Yes, but not always. For example in the following examples, you are right:

با اين كاري كه تو كردي، دلم شكست 
با اين كاري كه تو كردي، كمرم شكست (this is worse)

مرگ او، دلم را شكست 
 مرگ او، كمرم را شكست (this is worse)

But in general, دل شكسته is completely different of كمر شكسته in Persian. For example if a palm tree is partly curved, you can not say:

اين درخت خرما، دل شكسته است

Yes, if a palm tree is droopy and dieing, no problem if you say the above sentence  in parable, but the meaning of it will not be اين درخت خرما كمي خم است, but the meaning is انگار اين درخت خرما از شدت غصه دارد خشك مي‌شود.


----------



## seitt

Many many thanks. Is one of these trees كمر شكسته ?
http://www.flickr.com/photos/40076901@N00/1746427276/


----------



## searcher123

Yes, you can call it as درختي كمر شكسته, but again I must emphasize  that كمر شكسته necessarily is not a specified word for 'middle broken objects',  yea, you can extract the meaning of it too.


----------



## searcher123

And كمرشكسته is not necessarily used for palm trees too. You can use it for any type of tree that normally is straight, but this one is not straight.


----------



## seitt

Oh, I see - I think.

Do I understand rightly that any tree which is not as straight as a telegraph pole is كمرشكسته?

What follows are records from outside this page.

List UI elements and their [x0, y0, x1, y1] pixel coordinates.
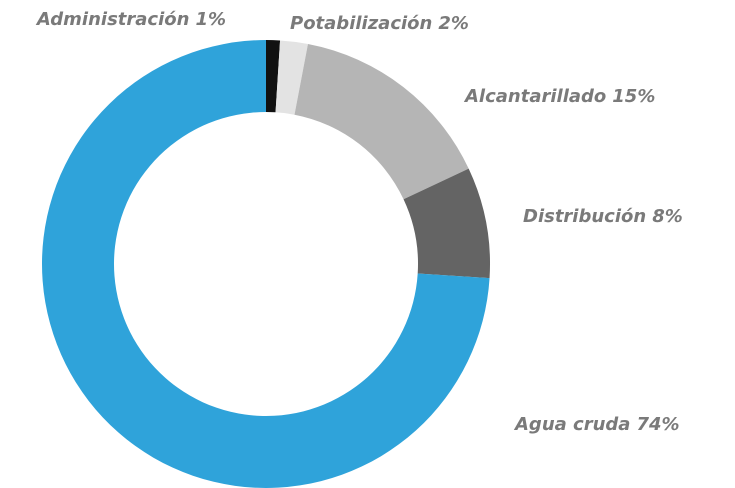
- segment-label: Distribución 8%: [523, 206, 683, 227]
- category-label: Alcantarillado: [463, 86, 606, 107]
- category-label: Potabilización: [290, 13, 432, 34]
- value-label: 1%: [195, 9, 226, 30]
- segment-label: Potabilización 2%: [290, 13, 469, 34]
- donut-segment: [403, 168, 490, 279]
- category-label: Agua cruda: [513, 414, 630, 435]
- value-label: 2%: [438, 13, 469, 34]
- segment-label: Alcantarillado 15%: [463, 86, 655, 107]
- value-label: 15%: [612, 86, 655, 107]
- category-label: Administración: [35, 9, 190, 30]
- donut-segment: [275, 40, 308, 115]
- value-label: 74%: [636, 414, 679, 435]
- donut-segment: [294, 43, 469, 200]
- donut-segment: [266, 40, 281, 113]
- value-label: 8%: [652, 206, 683, 227]
- category-label: Distribución: [523, 206, 646, 227]
- segment-label: Administración 1%: [35, 9, 226, 30]
- segment-label: Agua cruda 74%: [513, 414, 680, 435]
- donut-segment: [42, 40, 490, 488]
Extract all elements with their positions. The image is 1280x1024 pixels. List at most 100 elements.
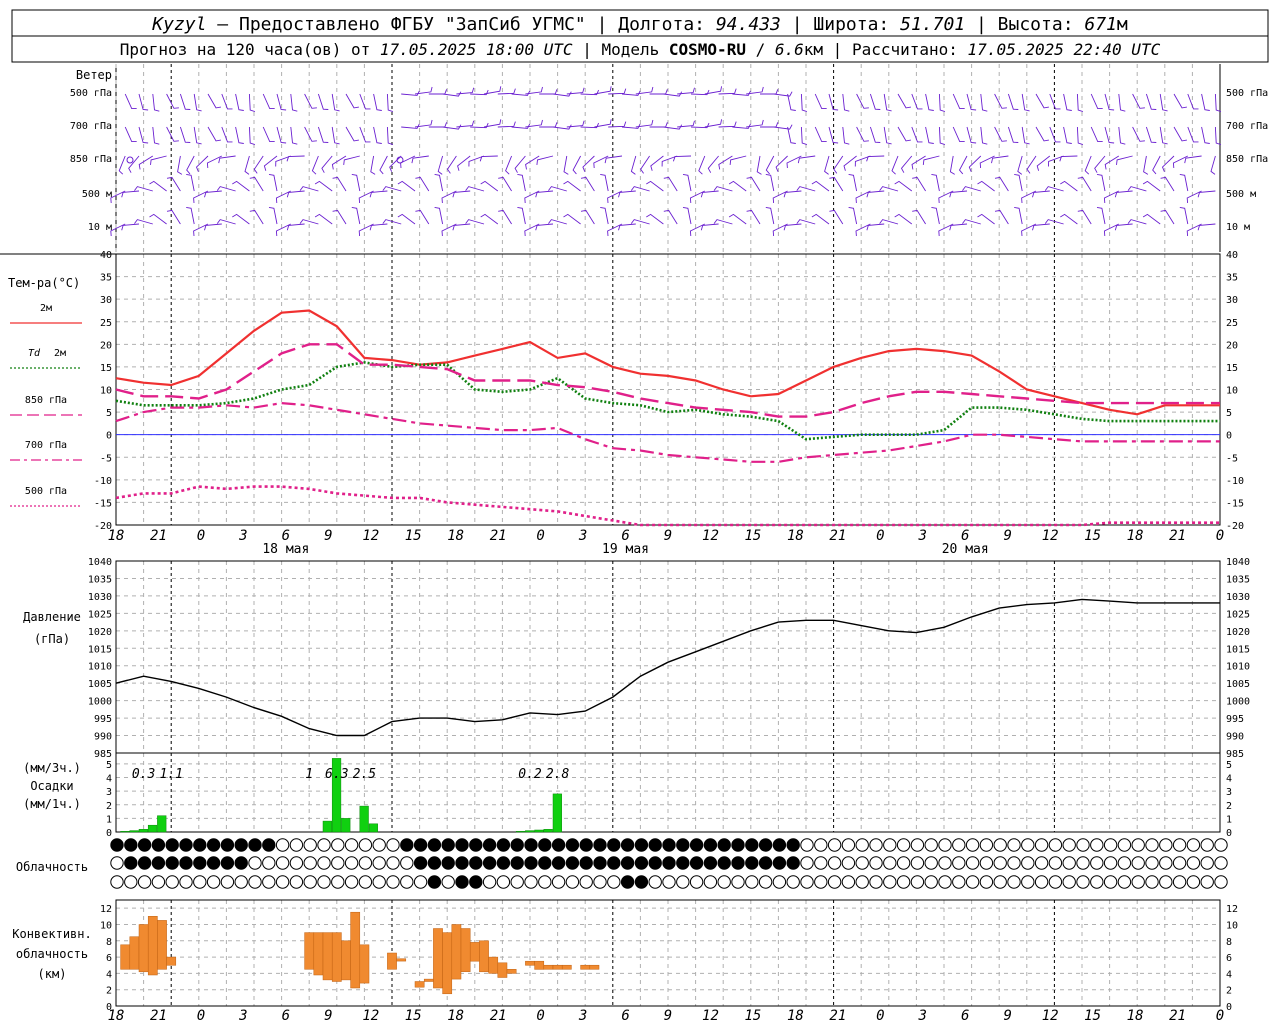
cloud-cover-symbol xyxy=(193,856,207,870)
conv-y-tick-right: 8 xyxy=(1226,937,1232,948)
cloud-cover-symbol xyxy=(952,875,966,889)
wind-barb xyxy=(563,213,581,225)
pres-y-tick-left: 1010 xyxy=(88,662,112,673)
temp-y-tick-left: -10 xyxy=(94,476,112,487)
model-res-unit: км xyxy=(804,40,824,59)
temp-series-line xyxy=(115,361,1220,441)
cloud-cover-symbol xyxy=(524,875,538,889)
cloud-cover-symbol xyxy=(496,875,511,889)
wind-barb xyxy=(833,155,844,174)
conv-hour-label: 0 xyxy=(876,1008,884,1024)
wind-barb xyxy=(1210,155,1216,175)
wind-barb xyxy=(514,155,526,173)
wind-barb xyxy=(524,223,540,237)
wind-barb xyxy=(704,86,723,95)
wind-barb xyxy=(275,190,291,204)
wind-barb xyxy=(682,173,692,192)
cloud-cover-symbol xyxy=(634,856,649,870)
wind-barb xyxy=(470,122,489,129)
conv-bar xyxy=(580,964,591,970)
pres-y-tick-left: 995 xyxy=(94,714,112,725)
wind-barb xyxy=(746,209,761,225)
pres-y-tick-left: 1040 xyxy=(88,557,112,568)
prec-y-tick-left: 4 xyxy=(106,774,112,785)
wind-barb xyxy=(922,155,940,165)
conv-y-tick-right: 12 xyxy=(1226,904,1238,915)
temp-y-tick-right: 40 xyxy=(1226,250,1238,261)
cloud-cover-symbol xyxy=(386,875,400,889)
wind-barb xyxy=(563,180,581,192)
cloud-cover-symbol xyxy=(289,875,304,889)
wind-level-label-left: 850 гПа xyxy=(70,154,112,165)
wind-barb xyxy=(358,190,374,204)
cloud-cover-symbol xyxy=(772,875,787,889)
cloud-cover-symbol xyxy=(703,838,718,852)
wind-barb xyxy=(121,223,140,231)
prec-y-tick-right: 3 xyxy=(1226,787,1232,798)
wind-barb xyxy=(1114,223,1133,231)
cloud-cover-symbol xyxy=(841,856,856,870)
wind-barb xyxy=(869,93,881,110)
cloud-cover-symbol xyxy=(248,856,262,870)
wind-barb xyxy=(331,155,347,170)
cloud-title: Облачность xyxy=(16,860,88,874)
wind-barb xyxy=(386,126,394,146)
wind-barb xyxy=(814,126,827,143)
wind-barb xyxy=(800,93,808,113)
wind-barb xyxy=(630,186,650,192)
conv-hour-label: 18 xyxy=(447,1008,464,1024)
cloud-cover-symbol xyxy=(841,875,856,889)
wind-barb xyxy=(828,126,839,144)
cloud-cover-symbol xyxy=(151,838,166,852)
wind-barb xyxy=(1179,206,1189,225)
temp-series-line xyxy=(115,485,1220,527)
prec-y-tick-left: 5 xyxy=(106,760,112,771)
wind-barb xyxy=(373,93,382,111)
wind-barb xyxy=(856,126,869,142)
wind-barb xyxy=(276,126,287,144)
cloud-cover-symbol xyxy=(579,838,593,852)
cloud-cover-symbol xyxy=(703,856,718,870)
conv-bar xyxy=(497,962,508,978)
cloud-cover-symbol xyxy=(565,875,580,889)
conv-hour-label: 15 xyxy=(744,1008,761,1024)
cloud-cover-symbol xyxy=(1048,838,1063,852)
wind-barb xyxy=(1007,126,1019,143)
wind-barb xyxy=(290,93,298,112)
wind-barb xyxy=(166,126,179,142)
wind-barb xyxy=(866,190,885,198)
wind-barb xyxy=(1132,93,1145,109)
wind-barb xyxy=(442,124,462,130)
wind-barb xyxy=(525,119,543,128)
wind-barb xyxy=(331,93,340,112)
wind-barb xyxy=(1214,126,1222,146)
wind-barb xyxy=(456,87,475,95)
conv-y-tick-right: 2 xyxy=(1226,986,1232,997)
cloud-cover-symbol xyxy=(510,875,524,889)
wind-barb xyxy=(772,223,788,237)
conv-y-tick-left: 4 xyxy=(106,969,112,980)
wind-barb xyxy=(248,93,256,113)
wind-panel: Ветер 500 гПа 500 гПа 700 гПа 700 гПа 850 гПа… xyxy=(70,64,1268,252)
pres-y-tick-right: 1040 xyxy=(1226,557,1250,568)
wind-barb xyxy=(966,93,977,111)
wind-barb xyxy=(535,223,554,231)
cloud-cover-symbol xyxy=(413,875,428,889)
wind-barb xyxy=(621,123,641,129)
wind-barb xyxy=(1077,209,1092,225)
cloud-cover-symbol xyxy=(841,838,856,852)
wind-barb xyxy=(317,126,329,143)
pres-y-tick-left: 1020 xyxy=(88,627,112,638)
wind-barb xyxy=(1090,93,1103,110)
temp-hour-label: 9 xyxy=(324,528,332,544)
wind-barb xyxy=(1116,155,1133,165)
wind-barb xyxy=(1096,206,1106,225)
wind-barb xyxy=(1179,173,1189,192)
cloud-cover-symbol xyxy=(717,875,731,889)
cloud-cover-symbol xyxy=(110,838,124,852)
wind-barb xyxy=(698,155,706,175)
wind-barb xyxy=(235,126,244,144)
conv-bar xyxy=(350,911,361,989)
cloud-cover-symbol xyxy=(137,875,152,889)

Could I say that the Leaning Tower of Pisa is كمرشكسته? Please see http://amazing-n-weirdworld.blogspot.com/2009/10/leaning-tower-of-pisa.html.


----------



## searcher123

seitt said:


> Oh, I see - I think.
> 
> Do I understand rightly that any tree which is not as straight as a telegraph pole is كمرشكسته?

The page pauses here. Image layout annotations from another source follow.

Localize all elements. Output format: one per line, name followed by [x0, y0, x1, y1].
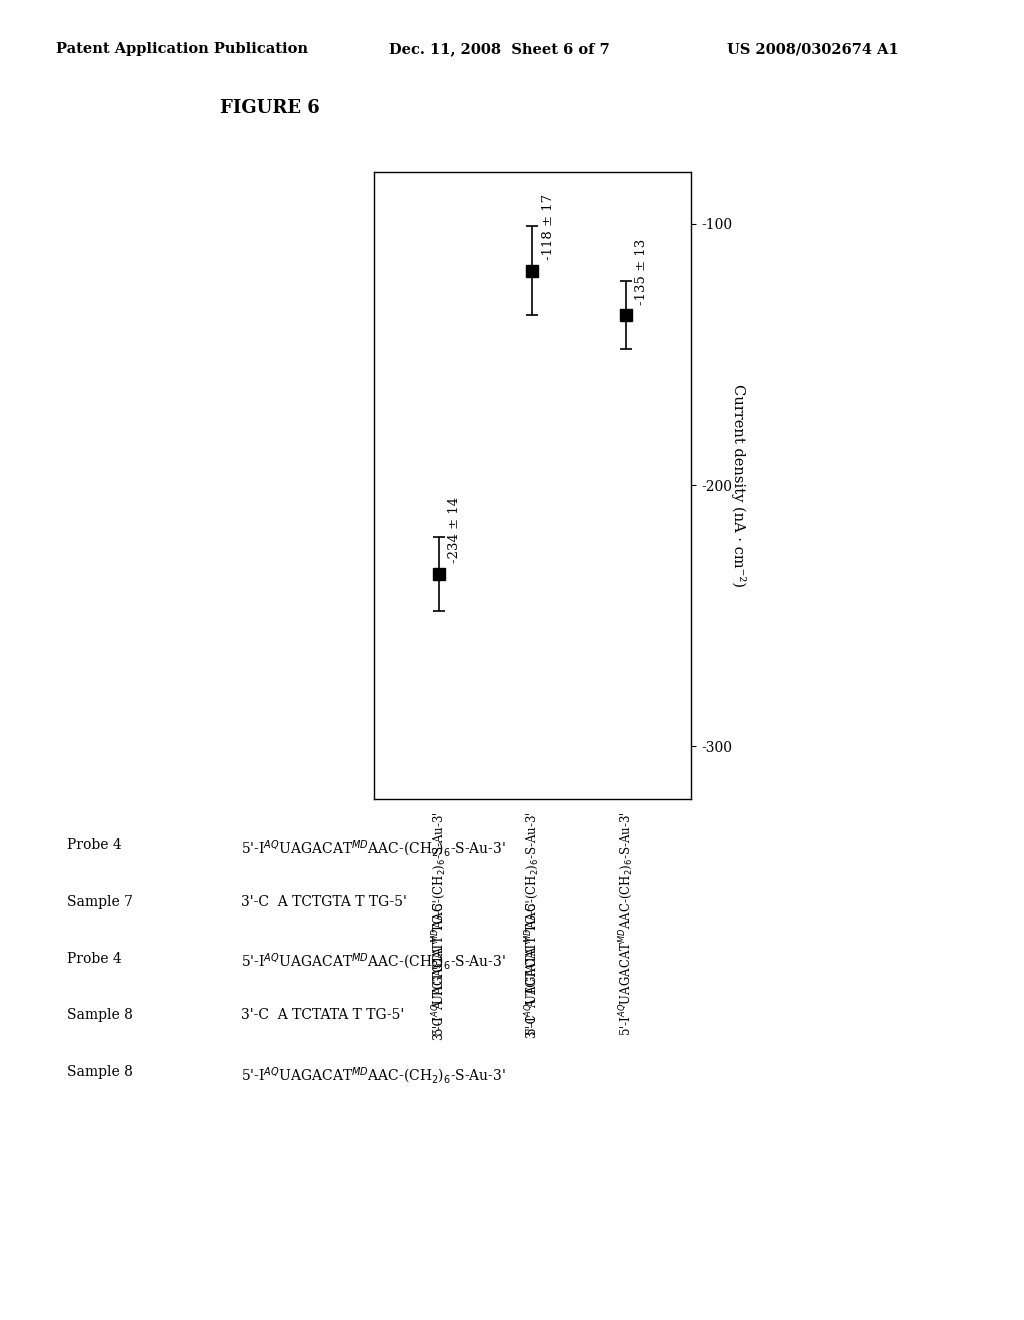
Text: Sample 8: Sample 8: [67, 1065, 132, 1080]
Text: 3'-C  A TCTATA T TG-5': 3'-C A TCTATA T TG-5': [526, 899, 539, 1038]
Text: Sample 8: Sample 8: [67, 1008, 132, 1023]
Text: 5'-I$^{AQ}$UAGACAT$^{MD}$AAC-(CH$_2$)$_6$-S-Au-3': 5'-I$^{AQ}$UAGACAT$^{MD}$AAC-(CH$_2$)$_6…: [430, 810, 449, 1036]
Text: -234 ± 14: -234 ± 14: [449, 498, 462, 564]
Text: -135 ± 13: -135 ± 13: [635, 239, 648, 305]
Text: US 2008/0302674 A1: US 2008/0302674 A1: [727, 42, 899, 57]
Text: Probe 4: Probe 4: [67, 838, 121, 853]
Text: 5'-I$^{AQ}$UAGACAT$^{MD}$AAC-(CH$_2$)$_6$-S-Au-3': 5'-I$^{AQ}$UAGACAT$^{MD}$AAC-(CH$_2$)$_6…: [616, 810, 635, 1036]
Text: 5'-I$^{AQ}$UAGACAT$^{MD}$AAC-(CH$_2$)$_6$-S-Au-3': 5'-I$^{AQ}$UAGACAT$^{MD}$AAC-(CH$_2$)$_6…: [523, 810, 542, 1036]
Text: -118 ± 17: -118 ± 17: [542, 194, 555, 260]
Y-axis label: Current density (nA · cm⁻²): Current density (nA · cm⁻²): [731, 384, 745, 586]
Text: 3'-C  A TCTGTA T TG-5': 3'-C A TCTGTA T TG-5': [241, 895, 407, 909]
Text: 5'-I$^{AQ}$UAGACAT$^{MD}$AAC-(CH$_2$)$_6$-S-Au-3': 5'-I$^{AQ}$UAGACAT$^{MD}$AAC-(CH$_2$)$_6…: [241, 1065, 506, 1085]
Text: FIGURE 6: FIGURE 6: [220, 99, 319, 117]
Text: 5'-I$^{AQ}$UAGACAT$^{MD}$AAC-(CH$_2$)$_6$-S-Au-3': 5'-I$^{AQ}$UAGACAT$^{MD}$AAC-(CH$_2$)$_6…: [241, 838, 506, 858]
Text: 3'-C  A TCTATA T TG-5': 3'-C A TCTATA T TG-5': [241, 1008, 403, 1023]
Text: Patent Application Publication: Patent Application Publication: [56, 42, 308, 57]
Text: Probe 4: Probe 4: [67, 952, 121, 966]
Text: 3'-C  A TCTGTA T TG-5': 3'-C A TCTGTA T TG-5': [432, 899, 445, 1040]
Text: 5'-I$^{AQ}$UAGACAT$^{MD}$AAC-(CH$_2$)$_6$-S-Au-3': 5'-I$^{AQ}$UAGACAT$^{MD}$AAC-(CH$_2$)$_6…: [241, 952, 506, 972]
Text: Sample 7: Sample 7: [67, 895, 132, 909]
Text: Dec. 11, 2008  Sheet 6 of 7: Dec. 11, 2008 Sheet 6 of 7: [389, 42, 610, 57]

 If the curve is from middle, yes you can, however, it will be very nicer if you use خميده instead of كمر شكسته.



seitt said:


> Could I say that the Leaning Tower of Pisa is كمرشكسته? Please see http://amazing-n-weirdworld.blogspot.com/2009/10/leaning-tower-of-pisa.html.



No. Because its curvature is on base not in middle.

Please let me have a totalization of my letters.

كمر شكسته exactly at this form, is not a common phrase in Persian. If you use it, Persians will thought you used it as a parable (تمثيل) instead of از كمر خم شده. This phrase in other forms is used for emphasize that an event was very very hard for a person. The only very very common form of this phrase in Persian is as follow:

ا﴿از شدت گناه/غصه/مصيبت﴾ كمر كسي شكستن

or

كمر كسي ﴿زير بار﴾ گناه/غصه/مصيبت شكستن

Examples:
وقتي خبر فوت تمام اعضاي خانواده‌ام در اثر تصادف به من رسيد، كمرم شكست
پسر! كارهاي تو كمرمو شكست
گناهام اينقدر سنگينه كه كمرمو شكسته
مشكلات زندگي كمرمو شكسته
مرگ دخترش كمرشو شكست
اينقدر مصيبت توي زندگي‌اش كشيده كه كمرش شكسته

Not bad for learning, but my recommendation is that don't use it in other forms except the above, in routine conversations, because is not so nice. Even when an object is broken from middle, you can use any nicer sentences instead of از كمر شكستن. For example:

مداد از كمر شكست (No problem to use for a pencil that is broke from middle)
مداد از وسط شكست (Is better, nicer and far commoner)


----------



## seitt

Thank you so much, excellent.


----------